Drill is an MPP-based SQL query execution engine that performs distributed query processing across the nodes in the cluster.
During query execution, Drill optimizes for columnar storage and execution by using an in-memory columnar data model. With columnar data formats, Drill avoids disk access for columns not used in the query. Drills execution layer performs SQL processing directly on columnar data, without any intermediate conversion to row-oriented data. Drills query engine is characterized by
• Columnar/Vectorized : Drill operates on more than one record at a time with SIMD-based optimized instructions using LLVM and JVM optimizations. Internally Drill also maintains bitmaps to
allow checking for null values.
• Pipelining : Drill works in record batches (in columnar format) and pipelines the results of such batches in between the drillbits on each node. Pipelining occurs in memory and, hence, reduces the serialization/de-serialization costs.
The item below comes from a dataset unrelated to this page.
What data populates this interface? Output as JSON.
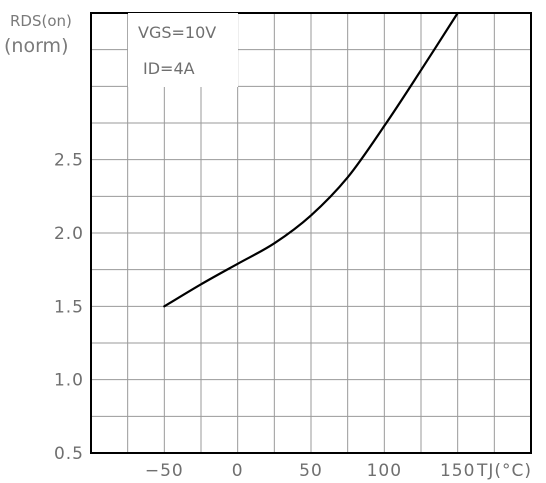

Drills query engine is characterized by the following:
• Runtime compilation
• Late binding
Apache Drill is a very mature product—more mature than Impala or Apache Spark. Selecting the right SQL-on-big-data engine depends to a certain extent on the kind of Hadoop distribution your organizations has. If it has Cloudera as the Hadoop distribution,Impala is probably the best way to go. If it has MapR distribution, definitely use Apache
Drill. If you are using Apache Spark as your framework for different workloads, it is worth giving Spark SQL a try for your interactive queries to see how it performs. Spark SQL is very new and evolving in terms of its support for SQL coverage and analytic queries.
If you are starting from a blank slate, it is recommended that you use Apache Drill before trying other products on the market. Apache Drill is a very versatile product, reflecting the kind of talent behind it. Apache Drill has wide support for a variety of data types, data sources, and complex SQL queries.